The Use of the Breathing Tube.

Breathing Tube

The breathing tube is a soft rubber tube 5/16” in calibre and 7¼” in length. The end is smooth and beveled and has an opening, there being a second opening on the side, about a quarter of an inch distant. To introduce it, the tip of the nose is lifted and the rounded end of the catheter directed into the larger nostril perpendicularly to the face. The use of a little white vaseline obviates friction and unnecessary traumatism. The tube is pushed gently back into the pharynx behind the receded base of the tongue until the respiratory air streams freely through it. Very rarely, it is necessary to pull the tongue forward until the tube is in position. At times it is of advantage to support the angle of the jaw lightly, in order to get the full benefit of the tube breathing. Oxygen, it is true, improves the color when the tongue has receded and there is partial asphyxia, but no one will argue that it eliminates the cause of the obstruction, viz., that the base of the tongue has dropped back into the pharynx and occludes the way to the air passages.
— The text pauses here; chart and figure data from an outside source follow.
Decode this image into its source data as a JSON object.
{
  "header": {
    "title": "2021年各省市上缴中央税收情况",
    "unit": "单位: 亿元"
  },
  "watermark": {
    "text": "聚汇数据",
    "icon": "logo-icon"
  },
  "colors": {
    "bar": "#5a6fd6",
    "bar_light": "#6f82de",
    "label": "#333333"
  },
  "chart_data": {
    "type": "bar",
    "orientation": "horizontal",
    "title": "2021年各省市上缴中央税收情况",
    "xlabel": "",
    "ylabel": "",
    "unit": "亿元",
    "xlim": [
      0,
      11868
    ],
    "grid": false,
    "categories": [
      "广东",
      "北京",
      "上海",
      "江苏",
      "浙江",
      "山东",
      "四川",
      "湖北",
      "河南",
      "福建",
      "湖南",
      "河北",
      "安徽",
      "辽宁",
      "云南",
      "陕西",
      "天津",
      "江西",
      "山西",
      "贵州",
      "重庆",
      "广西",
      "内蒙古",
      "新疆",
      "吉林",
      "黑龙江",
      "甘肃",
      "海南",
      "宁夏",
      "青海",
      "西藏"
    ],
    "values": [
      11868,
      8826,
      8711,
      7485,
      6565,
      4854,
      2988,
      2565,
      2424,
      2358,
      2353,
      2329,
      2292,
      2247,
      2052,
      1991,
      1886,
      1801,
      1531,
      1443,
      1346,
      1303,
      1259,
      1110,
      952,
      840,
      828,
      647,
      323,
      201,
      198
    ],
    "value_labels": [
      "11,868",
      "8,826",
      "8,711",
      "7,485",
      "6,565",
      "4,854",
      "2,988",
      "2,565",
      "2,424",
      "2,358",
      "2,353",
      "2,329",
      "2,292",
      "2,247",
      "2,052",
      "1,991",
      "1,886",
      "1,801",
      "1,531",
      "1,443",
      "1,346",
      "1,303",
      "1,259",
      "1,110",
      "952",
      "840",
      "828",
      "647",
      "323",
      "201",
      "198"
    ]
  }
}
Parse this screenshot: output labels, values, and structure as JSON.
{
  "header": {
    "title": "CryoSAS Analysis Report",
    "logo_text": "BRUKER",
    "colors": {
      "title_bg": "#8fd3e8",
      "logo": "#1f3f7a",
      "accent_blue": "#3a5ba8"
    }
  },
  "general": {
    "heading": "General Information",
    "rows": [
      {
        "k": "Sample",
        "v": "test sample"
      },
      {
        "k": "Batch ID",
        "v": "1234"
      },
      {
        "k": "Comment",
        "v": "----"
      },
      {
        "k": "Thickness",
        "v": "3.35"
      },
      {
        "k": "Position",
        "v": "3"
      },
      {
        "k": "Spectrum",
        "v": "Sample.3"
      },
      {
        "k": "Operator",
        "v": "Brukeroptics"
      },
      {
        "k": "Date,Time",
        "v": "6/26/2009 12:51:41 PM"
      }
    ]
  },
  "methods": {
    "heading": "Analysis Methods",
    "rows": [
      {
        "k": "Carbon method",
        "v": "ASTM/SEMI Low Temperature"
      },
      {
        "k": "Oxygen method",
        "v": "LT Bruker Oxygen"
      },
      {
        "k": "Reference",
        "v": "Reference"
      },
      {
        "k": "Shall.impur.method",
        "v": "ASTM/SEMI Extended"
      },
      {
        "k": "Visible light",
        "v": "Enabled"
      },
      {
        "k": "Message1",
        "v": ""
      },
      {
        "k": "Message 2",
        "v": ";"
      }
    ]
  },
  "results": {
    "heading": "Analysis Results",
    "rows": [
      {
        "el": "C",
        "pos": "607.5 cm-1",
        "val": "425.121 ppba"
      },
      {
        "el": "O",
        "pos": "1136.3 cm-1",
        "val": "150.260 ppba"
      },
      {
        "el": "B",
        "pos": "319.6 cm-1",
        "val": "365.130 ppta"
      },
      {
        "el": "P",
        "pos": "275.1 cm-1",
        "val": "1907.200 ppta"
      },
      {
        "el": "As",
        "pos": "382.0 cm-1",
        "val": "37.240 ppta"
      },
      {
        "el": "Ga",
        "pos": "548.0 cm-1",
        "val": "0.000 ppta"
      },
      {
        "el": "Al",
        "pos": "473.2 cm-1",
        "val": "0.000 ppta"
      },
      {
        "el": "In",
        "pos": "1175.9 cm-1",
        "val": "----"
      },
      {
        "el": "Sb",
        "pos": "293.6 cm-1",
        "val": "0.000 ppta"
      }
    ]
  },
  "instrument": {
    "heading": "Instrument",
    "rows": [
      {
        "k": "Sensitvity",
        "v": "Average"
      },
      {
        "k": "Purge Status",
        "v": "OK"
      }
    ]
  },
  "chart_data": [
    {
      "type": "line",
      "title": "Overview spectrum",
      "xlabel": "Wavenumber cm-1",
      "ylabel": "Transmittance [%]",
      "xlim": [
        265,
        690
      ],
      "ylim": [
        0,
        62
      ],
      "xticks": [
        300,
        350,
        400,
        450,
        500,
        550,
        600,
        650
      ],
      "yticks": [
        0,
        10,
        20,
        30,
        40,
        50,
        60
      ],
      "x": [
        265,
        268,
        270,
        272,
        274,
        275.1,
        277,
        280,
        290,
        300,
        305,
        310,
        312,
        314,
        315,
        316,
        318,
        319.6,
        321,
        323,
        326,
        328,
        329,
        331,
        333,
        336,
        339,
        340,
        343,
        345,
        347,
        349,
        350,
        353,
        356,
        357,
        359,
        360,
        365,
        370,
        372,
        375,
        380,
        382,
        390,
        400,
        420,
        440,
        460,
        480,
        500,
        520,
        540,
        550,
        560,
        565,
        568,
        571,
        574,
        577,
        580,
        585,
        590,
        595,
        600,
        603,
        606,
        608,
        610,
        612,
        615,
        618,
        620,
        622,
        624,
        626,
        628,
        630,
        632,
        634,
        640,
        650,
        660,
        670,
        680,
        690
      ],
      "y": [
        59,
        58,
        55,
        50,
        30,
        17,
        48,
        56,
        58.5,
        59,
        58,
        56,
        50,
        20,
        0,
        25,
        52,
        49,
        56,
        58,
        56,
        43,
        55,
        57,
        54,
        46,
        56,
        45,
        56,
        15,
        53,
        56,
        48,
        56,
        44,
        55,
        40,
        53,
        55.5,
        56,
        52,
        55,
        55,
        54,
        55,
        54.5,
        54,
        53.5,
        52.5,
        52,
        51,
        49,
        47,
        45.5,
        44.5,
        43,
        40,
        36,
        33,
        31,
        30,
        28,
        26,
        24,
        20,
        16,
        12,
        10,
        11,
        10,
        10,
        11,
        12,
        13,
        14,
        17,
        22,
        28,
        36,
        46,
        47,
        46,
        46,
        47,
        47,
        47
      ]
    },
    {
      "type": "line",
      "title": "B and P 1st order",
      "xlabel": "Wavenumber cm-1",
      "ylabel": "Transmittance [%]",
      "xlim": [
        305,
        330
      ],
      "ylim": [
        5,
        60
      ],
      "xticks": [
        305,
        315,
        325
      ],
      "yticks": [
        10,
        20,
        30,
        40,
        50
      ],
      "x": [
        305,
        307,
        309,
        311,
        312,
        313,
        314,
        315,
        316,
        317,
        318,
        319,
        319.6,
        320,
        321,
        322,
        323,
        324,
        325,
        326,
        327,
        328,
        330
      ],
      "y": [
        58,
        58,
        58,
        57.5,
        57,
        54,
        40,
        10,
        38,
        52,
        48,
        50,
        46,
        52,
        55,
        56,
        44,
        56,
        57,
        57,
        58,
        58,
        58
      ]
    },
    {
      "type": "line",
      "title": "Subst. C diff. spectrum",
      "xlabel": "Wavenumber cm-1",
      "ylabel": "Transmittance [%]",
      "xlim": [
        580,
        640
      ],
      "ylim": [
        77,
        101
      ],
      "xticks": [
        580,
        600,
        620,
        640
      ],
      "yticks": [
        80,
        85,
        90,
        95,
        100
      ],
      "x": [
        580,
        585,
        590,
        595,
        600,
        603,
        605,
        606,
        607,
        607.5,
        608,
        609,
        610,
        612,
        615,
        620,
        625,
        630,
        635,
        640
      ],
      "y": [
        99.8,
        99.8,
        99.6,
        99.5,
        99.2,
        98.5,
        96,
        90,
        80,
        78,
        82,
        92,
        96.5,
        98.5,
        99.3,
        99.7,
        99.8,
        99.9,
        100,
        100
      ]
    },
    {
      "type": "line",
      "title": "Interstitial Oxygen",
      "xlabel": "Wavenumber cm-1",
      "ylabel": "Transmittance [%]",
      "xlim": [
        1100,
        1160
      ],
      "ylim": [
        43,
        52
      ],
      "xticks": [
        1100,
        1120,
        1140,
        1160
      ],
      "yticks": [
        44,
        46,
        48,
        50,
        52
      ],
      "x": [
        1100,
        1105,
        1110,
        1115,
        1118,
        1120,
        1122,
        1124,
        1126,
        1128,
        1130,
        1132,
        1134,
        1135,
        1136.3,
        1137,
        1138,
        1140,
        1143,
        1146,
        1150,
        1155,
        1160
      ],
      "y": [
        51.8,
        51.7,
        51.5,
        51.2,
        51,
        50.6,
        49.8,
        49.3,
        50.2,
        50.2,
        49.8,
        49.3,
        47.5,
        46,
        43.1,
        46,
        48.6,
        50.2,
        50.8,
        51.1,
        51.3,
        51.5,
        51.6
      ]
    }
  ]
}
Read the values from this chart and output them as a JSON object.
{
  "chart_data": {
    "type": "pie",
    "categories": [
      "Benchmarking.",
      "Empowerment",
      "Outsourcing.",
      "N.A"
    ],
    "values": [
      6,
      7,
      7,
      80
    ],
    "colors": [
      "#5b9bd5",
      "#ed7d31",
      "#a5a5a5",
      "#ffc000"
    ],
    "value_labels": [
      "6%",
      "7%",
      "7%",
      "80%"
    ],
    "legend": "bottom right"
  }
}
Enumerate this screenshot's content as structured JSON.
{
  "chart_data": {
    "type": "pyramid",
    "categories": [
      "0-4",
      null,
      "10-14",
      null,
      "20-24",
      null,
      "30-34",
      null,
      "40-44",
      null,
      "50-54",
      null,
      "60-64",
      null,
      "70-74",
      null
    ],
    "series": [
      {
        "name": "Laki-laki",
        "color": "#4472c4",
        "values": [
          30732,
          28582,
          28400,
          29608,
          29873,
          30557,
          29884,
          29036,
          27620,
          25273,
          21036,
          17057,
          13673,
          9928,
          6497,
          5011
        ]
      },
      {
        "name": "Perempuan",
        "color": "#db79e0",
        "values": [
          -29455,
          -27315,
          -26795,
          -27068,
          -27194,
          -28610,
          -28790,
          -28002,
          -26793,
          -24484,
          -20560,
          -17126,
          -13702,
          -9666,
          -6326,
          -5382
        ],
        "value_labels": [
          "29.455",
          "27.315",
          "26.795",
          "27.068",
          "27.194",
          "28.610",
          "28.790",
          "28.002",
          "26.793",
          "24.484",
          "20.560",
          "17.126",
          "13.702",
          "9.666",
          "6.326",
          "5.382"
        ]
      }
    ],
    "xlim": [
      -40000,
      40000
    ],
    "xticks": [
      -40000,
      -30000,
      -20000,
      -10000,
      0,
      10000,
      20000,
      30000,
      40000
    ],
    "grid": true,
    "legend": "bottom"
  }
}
Sometimes, when the recession of the tongue is slight, supporting the angle of the jaw helps, because the base of the tongue is carried forward with it. Frequently, this is insufficient. The tongue may be drawn forward by means of forceps or suture, but this method is crude and necessitates also the use of a wedge and mouth gag. The same accessories are imperative, when an attempt is made to introduce a breathing tube through the mouth into the pharynx. It is for these reasons that the nasal route is preferred. The method outlined is uncomplicated—its efficacy is often striking. It seems to be the simplest solution of the problem to re-establish the respiratory air channel, which has been occluded by the recession of the tongue.

Indications for Stimulation During
Narcosis.

Volume of the Pulse

The volume of the pulse diminishes during protracted narcosis. The volume may be expected to decrease about one-third in the course of an hour, and as much as one-half in a two hours’ anesthesia. If, in a chloroform or anaesthol anesthesia, the pulse gives the impression, to the palpating finger, of having lost more than one-half of its original volume, stimulation is indicated. If ether feeding through the Schimmelbusch mask, and |Camphor-Ether| one drachm of 25% camphor-ether hypodermatically do not improve the volume notably, an intravenous infusion of physiological saline at 98°-105° F. should be given without delay. If the anesthesia has been conducted with ether instead of anaesthol or chloroform, |Strychnine| camphor-ether stimulation is not in place; the resort is to strychnine stimulation instead—one twentieth of a grain of strychnine sulphate hypodermatically, which may be repeated in half an hour. If there is no prompt improvement |Venous Infusion| in the condition of the pulse, the intravenous infusion should not be postponed. It must also be borne in mind that, not drugs, but infusion of fluid alone can make good any great loss of blood.

The Influence of Morphine on
Narcosis.

Morphine

During the course of any operation, the surgeon is responsible for a long chain of ingoing impulses, which travel along the sensory paths from the site of operation to the spinal cord and brain. Morphine diminishes the awakening effect of these impulses by benumbing the perceptive centers in the brain. The correct plane of anesthesia for a patient who has had morphine, for example, one quarter of a grain of morphine sulphate hypodermatically half an hour before narcosis, must appear very superficial as compared with a case to which morphine has not been administered. Not only is considerably less of the anesthetic required, but the lid, for instance, may be quite tonic without indicating that more of the anesthetic is necessary. These observations apply cardinally to anesthesias with chloroform, or chloroform combinations, such as anaesthol.